Se alza hacia ti el grito de alabanza de tu Iglesia, santa y pecadora, que reconoce en ti la única razón de vivir, la única búsqueda válida, el único anuncio de la buena noticia. Querido maestro ¡Hosanna!
La pasión
Lucas narra su pasión dejando traslucir todo el
bien que él ha recibido de Cristo. El Dios de Jesús lo ama, y él ama al Señor al
que ha conocido por medio de las vibrantes palabras del apóstol Pablo. Y cuenta
las últimas horas de batalla, de la lucha titánica entre un Dios rechazado y unas
tinieblas amenazadoras, que sugieren a Jesús abandonarse a su destino. En
Lucas, la batalla, la agonía, está toda concentrada en la oración sangrante de Getsemaní.
¿Lo entenderá la gente? ¿O también aquel gesto
pasará inadvertido e inútil como tantos otros?
Una cosa es predicar y curar, y otra morir,
desnudo, colgado de una cruz.
Y Jesús hace su elección conscientemente,
dramáticamente, dolorosamente.

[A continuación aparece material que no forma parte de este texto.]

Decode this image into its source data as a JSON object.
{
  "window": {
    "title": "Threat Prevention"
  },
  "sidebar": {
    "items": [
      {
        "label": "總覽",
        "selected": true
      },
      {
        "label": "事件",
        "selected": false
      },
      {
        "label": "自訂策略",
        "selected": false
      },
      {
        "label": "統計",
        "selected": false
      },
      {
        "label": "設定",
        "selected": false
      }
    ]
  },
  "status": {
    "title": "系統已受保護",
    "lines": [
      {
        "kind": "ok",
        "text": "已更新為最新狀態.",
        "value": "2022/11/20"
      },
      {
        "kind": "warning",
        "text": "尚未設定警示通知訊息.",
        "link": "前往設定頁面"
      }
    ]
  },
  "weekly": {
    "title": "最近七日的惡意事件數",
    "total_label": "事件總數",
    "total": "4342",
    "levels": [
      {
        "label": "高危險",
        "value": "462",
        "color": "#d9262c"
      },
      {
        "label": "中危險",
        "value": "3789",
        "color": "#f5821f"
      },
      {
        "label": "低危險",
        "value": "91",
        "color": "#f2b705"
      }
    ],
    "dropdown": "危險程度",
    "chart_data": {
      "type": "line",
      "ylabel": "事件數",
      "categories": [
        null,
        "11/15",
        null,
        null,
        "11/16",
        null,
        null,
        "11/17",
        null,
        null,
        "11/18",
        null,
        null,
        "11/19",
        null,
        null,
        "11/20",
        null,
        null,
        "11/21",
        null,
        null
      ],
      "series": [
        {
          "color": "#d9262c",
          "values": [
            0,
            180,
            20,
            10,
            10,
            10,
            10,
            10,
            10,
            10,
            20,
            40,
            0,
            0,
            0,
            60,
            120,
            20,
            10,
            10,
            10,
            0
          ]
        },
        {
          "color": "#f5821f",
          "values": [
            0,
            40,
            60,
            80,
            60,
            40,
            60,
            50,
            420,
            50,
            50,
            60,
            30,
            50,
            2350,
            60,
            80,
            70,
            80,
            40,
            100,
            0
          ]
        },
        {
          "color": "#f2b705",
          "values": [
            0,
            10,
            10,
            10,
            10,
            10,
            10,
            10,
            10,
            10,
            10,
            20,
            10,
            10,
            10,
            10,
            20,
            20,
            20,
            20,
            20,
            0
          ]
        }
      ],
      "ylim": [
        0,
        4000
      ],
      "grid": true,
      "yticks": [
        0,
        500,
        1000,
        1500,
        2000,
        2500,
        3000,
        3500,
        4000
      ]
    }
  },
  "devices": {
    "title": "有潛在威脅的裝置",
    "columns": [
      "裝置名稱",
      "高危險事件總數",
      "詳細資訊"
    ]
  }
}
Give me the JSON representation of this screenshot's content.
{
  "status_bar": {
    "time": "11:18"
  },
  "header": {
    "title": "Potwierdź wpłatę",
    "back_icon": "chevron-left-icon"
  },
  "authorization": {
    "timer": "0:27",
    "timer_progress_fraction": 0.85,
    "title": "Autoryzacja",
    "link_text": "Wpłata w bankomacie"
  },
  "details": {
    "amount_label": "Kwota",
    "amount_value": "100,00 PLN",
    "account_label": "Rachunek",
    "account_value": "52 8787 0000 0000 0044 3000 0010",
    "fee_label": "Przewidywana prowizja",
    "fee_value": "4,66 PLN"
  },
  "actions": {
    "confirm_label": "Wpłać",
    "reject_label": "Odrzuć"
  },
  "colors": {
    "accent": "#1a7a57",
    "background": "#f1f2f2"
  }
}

Irá hasta el final, se hundirá en la voluntad humana
– que es voluntad de muerte - esperando
que nosotros descubramos la voluntad de Dios – que es voluntad de la entrega de
sí mismo por amor -.
Jesús de Nazaret, el Hijo de Dios, acepta morir para
que nadie pueda decir que lo que él anuncia es una fantasía o un delirio. Luego,
todo se convierte en el milagro de lo imposible.
Al siervo se le reimplanta la oreja, Pilatos y
Herodes se convierten en amigos, Pedro llora su traición, Jesús es reconocido como
“justo” por el procurador pagano, las mujeres son consoladas e inquietadas a la
vez, el ladrón es colgado de la cruz y a la vez perdonado, y la muchedumbre
vuelve a casa golpeándose el pecho.
La muerte de Dios está llena de una inesperada
dulzura.
Querido amor
Así somos amados por Dios, hermanos, así somos acogidos
por Él. Meditando la pasión, nosotros también quedamos desconcertados y consternados.
No por la sangre y sufrimiento impactante, al estilo de Mel Gibson en aquella
película carnicera, sino porque asistimos al espectáculo insólito de la muerte
de Dios, del regalo que es la entrega total de sí.
Este es nuestro Dios: un crucificado, muerto por
amor. Dios muere de amor.
Como dijo Francisco en una de sus eucaristías de
Santa Marta: Si se quiere conocer la
historia de amor que el Señor tiene por los hombres, es suficiente ver el
Crucifijo, en el que hay un Dios vaciado de la divinidad, ensuciado de pecado,
con tal de salvar a las personas de todos los tiempos.
Permanezcamos firmes ante él, hagamos como hace Lucas:
asistamos al espectáculo de la muerte de un Dios que muere. Un espectáculo que socava
las conciencias, que abre los corazones y que corta el aliento.
Cuando acogemos el dolor y lo asumimos, cuando, a
pesar de la violencia, llegamos a ser capaces de perdonar y de darnos a los
demás, también nuestra vida produce inesperados milagros, prodigios y
conversiones, aunque no nos demos cuenta.
Buen camino pascual hermanos. Dejémonos arrastrar
por la narración que hemos escuchado, revivamos en nosotros los olores, los
sonidos, las luces y los colores de aquellos tres días en los que Dios murió entregándose
a sí mismo en nuestras ingratas manos.